En la sección Sociedad de nuestra edición del sábado 24 hay dos notas que, si bien no guardan relación entre sí, resultan por demás significativas del deterioro social del país. Ambas tienen un denominador común: la pauperización de la población, la miseria y la marginalización. Ambas develan una realidad que a nadie gusta, que incomoda a las conciencias, y que sin embargo es menester no olvidar, tener siempre presente y denunciar, como única forma de intentar modificarla, revertirla.

Una de las notas se refiere al derrumbe producido en una finca ruinosa de la Ciudad Vieja, barrio histórico que el Municipio intenta revitalizar pero que exhibe aún contrastes brutales y carencias alarmantes. Nuevamente, un hecho fortuito pone al desnudo, con nombre y apellido, los datos asépticos y las cifras objetivas que todos conocemos pero que son una entelequia mientras no se corporizan en una situación concreta; y es así que la realidad nos golpea, presentándose sin maquillaje ante nuestros ojos.
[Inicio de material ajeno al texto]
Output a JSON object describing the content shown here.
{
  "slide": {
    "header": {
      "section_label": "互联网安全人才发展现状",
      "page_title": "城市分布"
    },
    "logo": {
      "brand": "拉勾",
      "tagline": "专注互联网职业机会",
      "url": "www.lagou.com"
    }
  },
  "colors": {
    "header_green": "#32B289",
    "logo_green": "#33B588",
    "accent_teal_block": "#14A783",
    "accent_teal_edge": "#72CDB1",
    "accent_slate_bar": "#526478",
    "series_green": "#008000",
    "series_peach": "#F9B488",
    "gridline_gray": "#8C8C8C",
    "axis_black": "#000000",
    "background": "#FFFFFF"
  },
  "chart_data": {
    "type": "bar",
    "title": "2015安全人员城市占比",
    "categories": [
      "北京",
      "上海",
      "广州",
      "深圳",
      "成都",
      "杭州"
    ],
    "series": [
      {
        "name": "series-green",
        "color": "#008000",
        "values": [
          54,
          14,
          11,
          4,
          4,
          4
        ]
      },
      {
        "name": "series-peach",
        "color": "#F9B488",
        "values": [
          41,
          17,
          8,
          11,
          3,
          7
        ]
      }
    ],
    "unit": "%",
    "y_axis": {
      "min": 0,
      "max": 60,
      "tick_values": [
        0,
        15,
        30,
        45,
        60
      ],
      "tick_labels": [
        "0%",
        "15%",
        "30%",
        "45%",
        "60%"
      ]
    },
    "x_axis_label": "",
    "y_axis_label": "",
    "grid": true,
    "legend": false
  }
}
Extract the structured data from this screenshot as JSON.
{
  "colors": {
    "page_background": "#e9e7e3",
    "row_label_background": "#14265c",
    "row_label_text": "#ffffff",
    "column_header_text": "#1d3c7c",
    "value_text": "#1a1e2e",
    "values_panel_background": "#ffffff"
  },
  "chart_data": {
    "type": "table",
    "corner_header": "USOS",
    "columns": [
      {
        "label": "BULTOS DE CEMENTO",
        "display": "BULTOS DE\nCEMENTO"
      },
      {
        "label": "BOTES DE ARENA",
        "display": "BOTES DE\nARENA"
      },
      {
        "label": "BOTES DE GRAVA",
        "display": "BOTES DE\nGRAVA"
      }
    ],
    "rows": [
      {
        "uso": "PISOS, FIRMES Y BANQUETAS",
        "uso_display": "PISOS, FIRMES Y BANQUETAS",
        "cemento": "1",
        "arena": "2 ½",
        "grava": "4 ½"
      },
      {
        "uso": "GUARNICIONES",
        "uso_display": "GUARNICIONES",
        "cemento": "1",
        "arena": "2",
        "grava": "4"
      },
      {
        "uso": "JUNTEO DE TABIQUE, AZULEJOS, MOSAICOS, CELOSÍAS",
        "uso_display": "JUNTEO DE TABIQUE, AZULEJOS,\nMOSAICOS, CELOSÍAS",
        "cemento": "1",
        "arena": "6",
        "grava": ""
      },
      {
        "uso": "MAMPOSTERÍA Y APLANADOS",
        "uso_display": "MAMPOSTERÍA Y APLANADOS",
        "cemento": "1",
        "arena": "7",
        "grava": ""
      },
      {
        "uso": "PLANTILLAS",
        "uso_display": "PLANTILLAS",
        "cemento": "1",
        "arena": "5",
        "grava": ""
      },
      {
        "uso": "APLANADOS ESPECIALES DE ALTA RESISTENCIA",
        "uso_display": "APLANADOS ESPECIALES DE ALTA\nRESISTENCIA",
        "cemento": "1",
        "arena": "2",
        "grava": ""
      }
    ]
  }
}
La tugurización de ciertos barrios montevideanos parece una tendencia difícil de controlar y de revertir. Por más esfuerzos que realiza la Intendencia –y nos consta que es una de las prinicipales preocupaciones del arquitecto Arana– la etiología del fenómeno escapa a las atribuciones municipales y es responsabilidad del gobierno nacional.

Como recordábamos en editorial reciente, hay varios artículos de la Constitución perfectamente ignorados por los gobernantes desde hace ya demasiado tiempo. Notoriamente el 45, que establece el derecho a una vivienda decorosa a todos los habitantes de la República.

En efecto, el derrumbe ocasionado por la sudestada que nos está azotando deja en evidencia todo un cuadro de miseria y de omisión de los deberes del Estado. En el triste episodio se mezclan el drama del desempleo, el de las pésimas remuneraciones, el de la inseguridad, el de la marginalidad. ¿Cuántas otras familias uruguayas vegetan en condiciones similares, sobreviviendo de changas mal remuneradas, en viviendas indecorosas y en medio de la promiscuidad?

La otra noticia proviene de Fray Bentos y da cuenta de la drástica decisión adoptada por un grupo de jóvenes. Siete de ellos, nucleados en el Movimiento de Jóvenes Desocupados, han iniciado una huelga de hambre como medida extrema para llamar la atención de las autoridades sobre la situación límite que están viviendo.

En la nota se recuerda que el departamento de Río Negro ostenta el índice más alto de desempleo de todo el país, con el escalofriante porcentaje de cuarenta por ciento de la población económicamente activa.

El hecho –independientemente de sus ribetes dramáticos– mueve a una reflexión no exenta de ironía. Río Negro fue, durante muchos años, uno de los departamentos más ricos del país, con tierras feraces que permitieron un vigoroso desarrollo diversificado del sector agropecuario y de agroindustrias varias. Pero además, Fray Bentos –la capital departamental– fue un polo de desarrollo con una pujante industria frigorífica y con un movimiento portuario que la distinguía notablemente de las otras ciudades del Interior.

El caso de Río Negro se convierte así en un ejemplo escandaloso de hasta dónde puede llegar el abandono del aparato productivo y de cómo las políticas económicas dictadas desde los centros de poder y seguidas fielmente por los gobiernos locales, son capaces de desarticular una sociedad.

Dos noticias que muestran en toda su crudeza una sociedad desestructurada por un modelo inhumano que beneficia cada vez a menos personas y sume en la miseria a las grandes mayorías.